Papa Francesco sul viaggio apostolico in Iraq

“Il popolo iracheno ha diritto a vivere in pace, ha diritto a ritrovare la dignità che gli appartiene. Le sue radici religiose e culturali sono millenarie: la Mesopotamia è culla di civiltà; Baghdad è stata nella storia una città di primaria importanza, che ha ospitato per secoli la biblioteca più ricca del mondo. E che cosa l’ha distrutta? La guerra.
Sempre la guerra è il mostro che, col mutare delle epoche, si trasforma e continua a divorare l’umanità. Ma la risposta alla guerra non è un’altra guerra, la risposta alle armi non sono altre armi. E io mi sono domandato: chi vendeva le armi ai terroristi?

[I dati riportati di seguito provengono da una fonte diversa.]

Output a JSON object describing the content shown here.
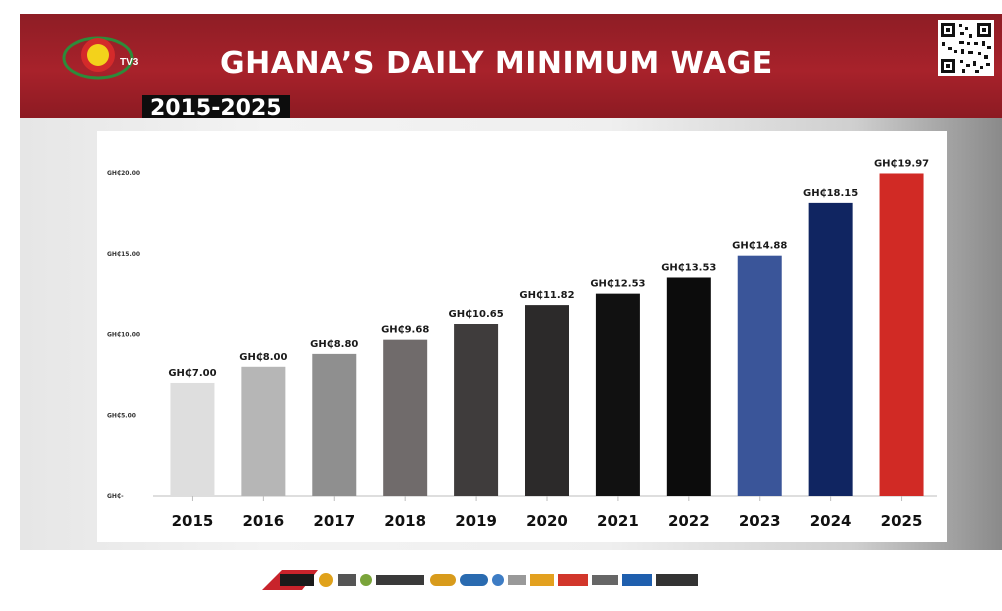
{
  "header": {
    "brand": "TV3",
    "title": "GHANA’S DAILY MINIMUM WAGE",
    "subtitle": "2015-2025",
    "qr_icon": "qr-code-icon"
  },
  "chart_data": {
    "type": "bar",
    "categories": [
      "2015",
      "2016",
      "2017",
      "2018",
      "2019",
      "2020",
      "2021",
      "2022",
      "2023",
      "2024",
      "2025"
    ],
    "values": [
      7.0,
      8.0,
      8.8,
      9.68,
      10.65,
      11.82,
      12.53,
      13.53,
      14.88,
      18.15,
      19.97
    ],
    "data_labels": [
      "GH₵7.00",
      "GH₵8.00",
      "GH₵8.80",
      "GH₵9.68",
      "GH₵10.65",
      "GH₵11.82",
      "GH₵12.53",
      "GH₵13.53",
      "GH₵14.88",
      "GH₵18.15",
      "GH₵19.97"
    ],
    "y_ticks": [
      0,
      5,
      10,
      15,
      20
    ],
    "y_tick_labels": [
      "GH₵-",
      "GH₵5.00",
      "GH₵10.00",
      "GH₵15.00",
      "GH₵20.00"
    ],
    "ylim": [
      0,
      20
    ],
    "colors": [
      "#dedede",
      "#b6b6b6",
      "#8f8f8f",
      "#706b6b",
      "#3f3c3c",
      "#2c2a2a",
      "#111111",
      "#0c0c0c",
      "#3a5599",
      "#102561",
      "#d12a25"
    ],
    "title": "GHANA’S DAILY MINIMUM WAGE",
    "xlabel": "",
    "ylabel": "",
    "grid": false,
    "legend": "none"
  },
  "footer": {
    "logos": [
      "MEDIA GENERAL",
      "3FM",
      "ONUA",
      "Connect FM",
      "3 News",
      "Akoma FM",
      "onua tv",
      "Adom",
      "APL",
      "MG DIGITAL"
    ]
  }
}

Chi vende oggi le armi ai terroristi, che stanno facendo stragi in altre parti, pensiamo all’Africa per esempio? È una domanda a cui io vorrei che qualcuno rispondesse. La risposta non è la guerra ma la risposta è la fraternità. Questa è la sfida per l’Iraq, ma non solo: è la sfida per tante regioni di conflitto e, in definitiva, è la sfida per il mondo intero: la fraternità. Saremo capaci noi di fare fraternità fra noi, di fare una cultura di fratelli? O continueremo con la logica iniziata da Caino, la guerra? Fratellanza, fraternità.

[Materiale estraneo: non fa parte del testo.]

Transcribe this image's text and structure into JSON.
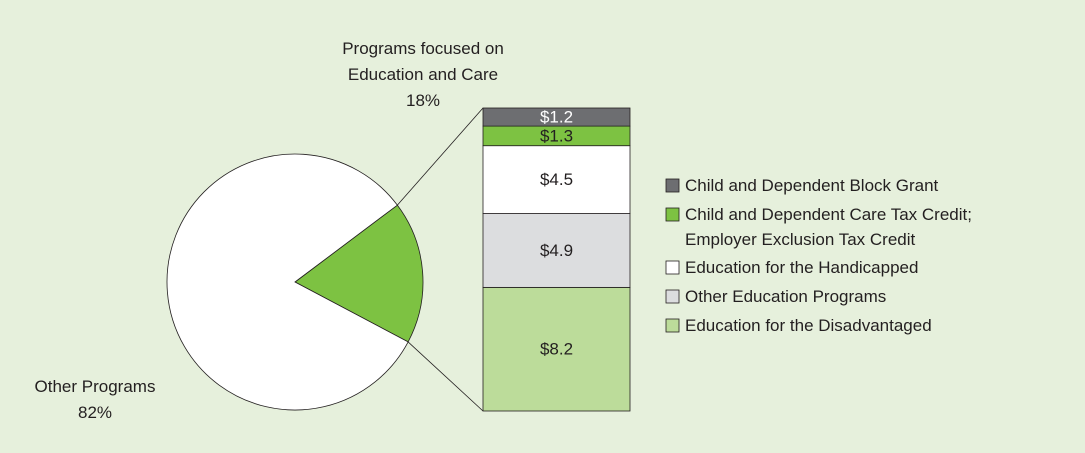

Per questo ci siamo incontrati e abbiamo pregato, cristiani e musulmani, con rappresentanti di altre religioni, a Ur, dove Abramo ricevette la chiamata di Dio circa quattromila anni fa. Abramo è padre nella fede perché ascoltò la voce di Dio che gli prometteva una discendenza, lasciò tutto e partì. Dio è fedele alle sue promesse e ancora oggi guida i nostri passi di pace, guida i passi di chi cammina in Terra con lo sguardo rivolto al Cielo.
E a Ur, stando insieme sotto quel cielo luminoso, lo stesso cielo nel quale il nostro padre Abramo vide noi, sua discendenza, ci è sembrata risuonare ancora nei cuori quella frase: Voi siete tutti fratelli”.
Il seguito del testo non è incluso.